On my dresser I still have a card from a small farewell lunch in Nicosia. I don’t really read it because I know what it says, but I want it to sit there. Because some days really, really don’t go as hoped or planned.

Some days we are back to invisible ghosts no-one knows, nor cares to. Some days we visit the school and see a young kid sitting alone at a large table, and the kid is ours.

Some days I need a reminder that we are not strangers everywhere. That first encounters led to second and fifteenth encounters, and things will turn out well for every member of this frigging traveling circus. Even the cat who won’t come from under the bed. She will be fine. Everyone will be okay, of course.

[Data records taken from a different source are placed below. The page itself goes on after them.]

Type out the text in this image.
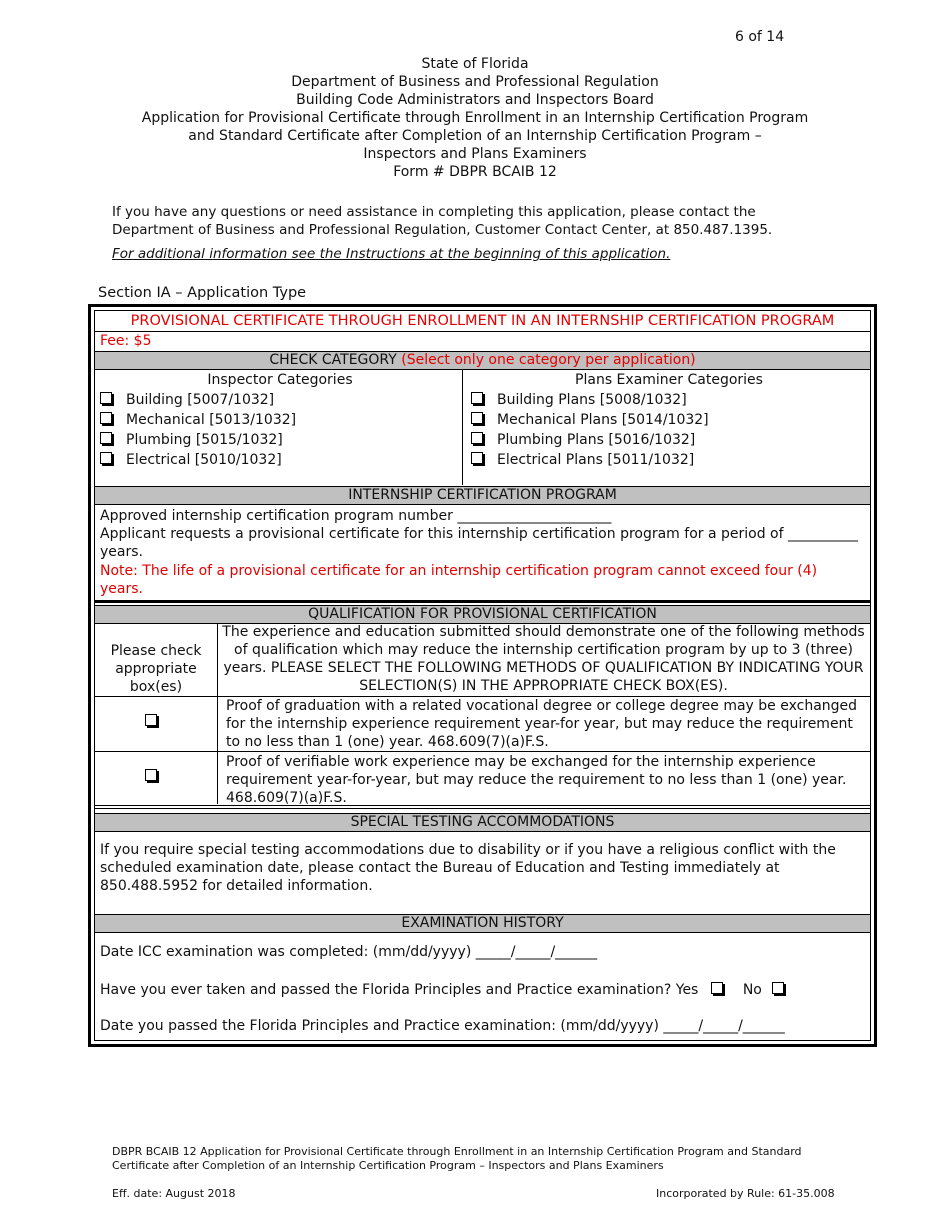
6 of 14
State of Florida
Department of Business and Professional Regulation
Building Code Administrators and Inspectors Board
Application for Provisional Certificate through Enrollment in an Internship Certification Program
and Standard Certificate after Completion of an Internship Certification Program –
Inspectors and Plans Examiners
Form # DBPR BCAIB 12
If you have any questions or need assistance in completing this application, please contact the
Department of Business and Professional Regulation, Customer Contact Center, at 850.487.1395.
For additional information see the Instructions at the beginning of this application.
Section IA – Application Type
PROVISIONAL CERTIFICATE THROUGH ENROLLMENT IN AN INTERNSHIP CERTIFICATION PROGRAM
Fee: $5
CHECK CATEGORY (Select only one category per application)
Inspector Categories
Building [5007/1032]
Mechanical [5013/1032]
Plumbing [5015/1032]
Electrical [5010/1032]
Plans Examiner Categories
Building Plans [5008/1032]
Mechanical Plans [5014/1032]
Plumbing Plans [5016/1032]
Electrical Plans [5011/1032]
INTERNSHIP CERTIFICATION PROGRAM
Approved internship certification program number ______________________
Applicant requests a provisional certificate for this internship certification program for a period of __________
years.
Note: The life of a provisional certificate for an internship certification program cannot exceed four (4)
years.
QUALIFICATION FOR PROVISIONAL CERTIFICATION
Please check appropriate box(es)
The experience and education submitted should demonstrate one of the following methods of qualification which may reduce the internship certification program by up to 3 (three) years. PLEASE SELECT THE FOLLOWING METHODS OF QUALIFICATION BY INDICATING YOUR SELECTION(S) IN THE APPROPRIATE CHECK BOX(ES).
Proof of graduation with a related vocational degree or college degree may be exchanged for the internship experience requirement year-for year, but may reduce the requirement to no less than 1 (one) year. 468.609(7)(a)F.S.
Proof of verifiable work experience may be exchanged for the internship experience requirement year-for-year, but may reduce the requirement to no less than 1 (one) year. 468.609(7)(a)F.S.
SPECIAL TESTING ACCOMMODATIONS
If you require special testing accommodations due to disability or if you have a religious conflict with the scheduled examination date, please contact the Bureau of Education and Testing immediately at 850.488.5952 for detailed information.
EXAMINATION HISTORY
Date ICC examination was completed: (mm/dd/yyyy) _____/_____/______
Have you ever taken and passed the Florida Principles and Practice examination? Yes	No
Date you passed the Florida Principles and Practice examination: (mm/dd/yyyy) _____/_____/______
DBPR BCAIB 12 Application for Provisional Certificate through Enrollment in an Internship Certification Program and Standard
Certificate after Completion of an Internship Certification Program – Inspectors and Plans Examiners
Eff. date: August 2018	Incorporated by Rule: 61-35.008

We are just a work in progress!

Drunken Weekday Song

“What was the song about the wine drinking on Sundays?” I ask the opera singer after his encore.

“It sounded very intense, but then everybody sort of laughed at the end.”

“Ah! That was about what he does on every day of the week”, the singer explains.  

“A bit of a drunken song”, the pianist chips in.

“Oh, it sounded very intense”, I ponder. “But it was basically a drunkard’s weekdays song?”

“Yes!”

Moral Choices

How does everyday diplomacy happen in a continent torn up by murderous appetites?

“Please stay a while after the performance”, pleads our hostess tonight of the small crowd. “Let’s keep talking. I feel it’s so, so important.”

We stay. Behind large, locked gates, others hide.